DISQUS

Disruptology: PRSA T3 Conference Wrap-up

  • David Bradfield · 1 year ago
    Aaron - it was a real honor presenting with you and Paull. I got great feedback on our session. One person said it was the most organized session of the conference. Nice. We'll have to do it again.
  • Brian Solis · 1 year ago
    Hey Aaron, thanks for being there and thanks for sharing your thoughts. Truthfully, I had an entirely different presentation to share strategies based on listening and how to create campaigns based on the metrics we deemed important. However, it was recommended that I start by sharing the tools and techniques for capturing real world data that either shows you're successful or you're not. I've spent several years interviewing companies on the metrics they're using for social media, so I have to disagree with you when you say that this is "already adopted by many social media practitioners." They're not benchmarking traffic, activity, perception, or authority to specific points in time or against their competition. They may be doing this personally, but not for the businesses they represent. It's just not happening out there on a consistent or widespread basis. And yes it's manual. It has to be if you want to uncover accurate and incontestable numbers for which to prove efficiency and effectiveness to upper management. I've been working with a development team to create a solution that automates this because the only tools that are available automate some listening, but only for responding or tracking, not for measuring. Regarding your point that you "hoped to hear more about how to actually develop the strategy with measurement in mind," we can talk about it any time you'd like...in fact, I'll write a post on it as soon as I wrap up this book...one, how to measure, to how to develop strategies based on key measurement criteria. Let me know if there are other things you'd like to see covered and I'll add it to the outline.
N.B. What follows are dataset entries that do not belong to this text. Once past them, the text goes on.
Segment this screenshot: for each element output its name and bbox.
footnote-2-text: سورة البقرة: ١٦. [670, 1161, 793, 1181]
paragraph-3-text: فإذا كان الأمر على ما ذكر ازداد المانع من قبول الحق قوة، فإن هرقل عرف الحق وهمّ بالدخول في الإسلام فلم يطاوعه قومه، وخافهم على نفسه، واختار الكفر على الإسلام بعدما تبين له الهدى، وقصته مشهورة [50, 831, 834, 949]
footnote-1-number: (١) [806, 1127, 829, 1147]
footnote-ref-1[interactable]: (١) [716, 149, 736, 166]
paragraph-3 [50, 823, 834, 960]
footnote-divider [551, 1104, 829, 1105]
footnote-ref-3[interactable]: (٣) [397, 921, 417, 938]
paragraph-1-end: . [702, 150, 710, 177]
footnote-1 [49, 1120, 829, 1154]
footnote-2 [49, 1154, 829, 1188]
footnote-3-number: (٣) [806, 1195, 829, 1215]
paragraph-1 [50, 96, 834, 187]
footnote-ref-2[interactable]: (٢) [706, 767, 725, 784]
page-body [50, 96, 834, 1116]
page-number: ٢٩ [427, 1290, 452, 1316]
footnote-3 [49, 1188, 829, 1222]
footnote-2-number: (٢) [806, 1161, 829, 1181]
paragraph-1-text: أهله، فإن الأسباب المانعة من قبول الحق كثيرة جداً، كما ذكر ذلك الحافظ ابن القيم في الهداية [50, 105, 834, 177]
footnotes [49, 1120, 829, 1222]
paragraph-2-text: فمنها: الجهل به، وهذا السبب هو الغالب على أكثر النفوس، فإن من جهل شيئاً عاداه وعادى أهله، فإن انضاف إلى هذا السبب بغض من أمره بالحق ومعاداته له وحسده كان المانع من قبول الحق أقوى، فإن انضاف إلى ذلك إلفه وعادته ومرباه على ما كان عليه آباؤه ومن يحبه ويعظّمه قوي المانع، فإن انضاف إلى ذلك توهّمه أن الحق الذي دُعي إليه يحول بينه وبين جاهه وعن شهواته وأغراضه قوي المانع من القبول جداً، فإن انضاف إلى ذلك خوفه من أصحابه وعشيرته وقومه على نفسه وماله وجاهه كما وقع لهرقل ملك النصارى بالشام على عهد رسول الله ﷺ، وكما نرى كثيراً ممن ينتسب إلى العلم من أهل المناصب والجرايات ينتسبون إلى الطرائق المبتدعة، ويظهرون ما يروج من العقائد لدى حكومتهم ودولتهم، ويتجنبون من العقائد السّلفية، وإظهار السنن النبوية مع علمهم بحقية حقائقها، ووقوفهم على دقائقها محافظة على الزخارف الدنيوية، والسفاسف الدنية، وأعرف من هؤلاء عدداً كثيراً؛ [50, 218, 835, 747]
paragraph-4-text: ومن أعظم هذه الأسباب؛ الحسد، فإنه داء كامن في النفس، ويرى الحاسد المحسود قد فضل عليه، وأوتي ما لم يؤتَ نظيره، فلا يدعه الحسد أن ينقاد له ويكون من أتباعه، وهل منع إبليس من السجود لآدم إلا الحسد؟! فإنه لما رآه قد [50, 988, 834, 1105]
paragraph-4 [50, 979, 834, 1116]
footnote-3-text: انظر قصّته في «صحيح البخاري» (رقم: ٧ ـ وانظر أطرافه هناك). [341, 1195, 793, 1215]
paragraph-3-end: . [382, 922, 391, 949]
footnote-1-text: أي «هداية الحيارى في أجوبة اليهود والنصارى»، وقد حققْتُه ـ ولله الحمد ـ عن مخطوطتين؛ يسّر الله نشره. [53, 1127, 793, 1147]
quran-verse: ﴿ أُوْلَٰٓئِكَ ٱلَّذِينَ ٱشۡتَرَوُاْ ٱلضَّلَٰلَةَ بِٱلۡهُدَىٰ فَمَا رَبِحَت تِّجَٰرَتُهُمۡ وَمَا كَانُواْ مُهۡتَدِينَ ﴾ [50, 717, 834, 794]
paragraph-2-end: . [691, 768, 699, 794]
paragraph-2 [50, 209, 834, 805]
Thanks again Aaron.
  • Aaron Uhrmacher · 1 year ago
    Thanks for stopping by, Brian.

    It was a real pleasure to hear you speak, especially after reading your blog for so many years. Your presentation was great, don't get me wrong. As someone who has spent several years answering the same types of questions about measurement as you addressed, I had simply hoped to hear about an alternative approach.

    While most marketers might not be measuring the impact of their social media campaigns, I do think that most "social media practitioners" had adopted these metrics, or those that are similar.

    I've got a close eye on the work that the SNCR is doing in this space, as well as Katie Paine (whom you mentioned). The problem I have with so much manual input is that it's not an efficient solution for an agency with a small budget. Junior staff aren't yet able to manage this process alone, and it takes up much too much time to make it worthwhile for more senior staff to conduct the analysis. So what we end up with in most cases is this hodge podge solution where the agency says 1,000 Facebook friends, 300 Technorati mentions and 2,000 Twitter followers is success. I'm just not sure that's the right approach...

    Again, thanks for taking the time to respond!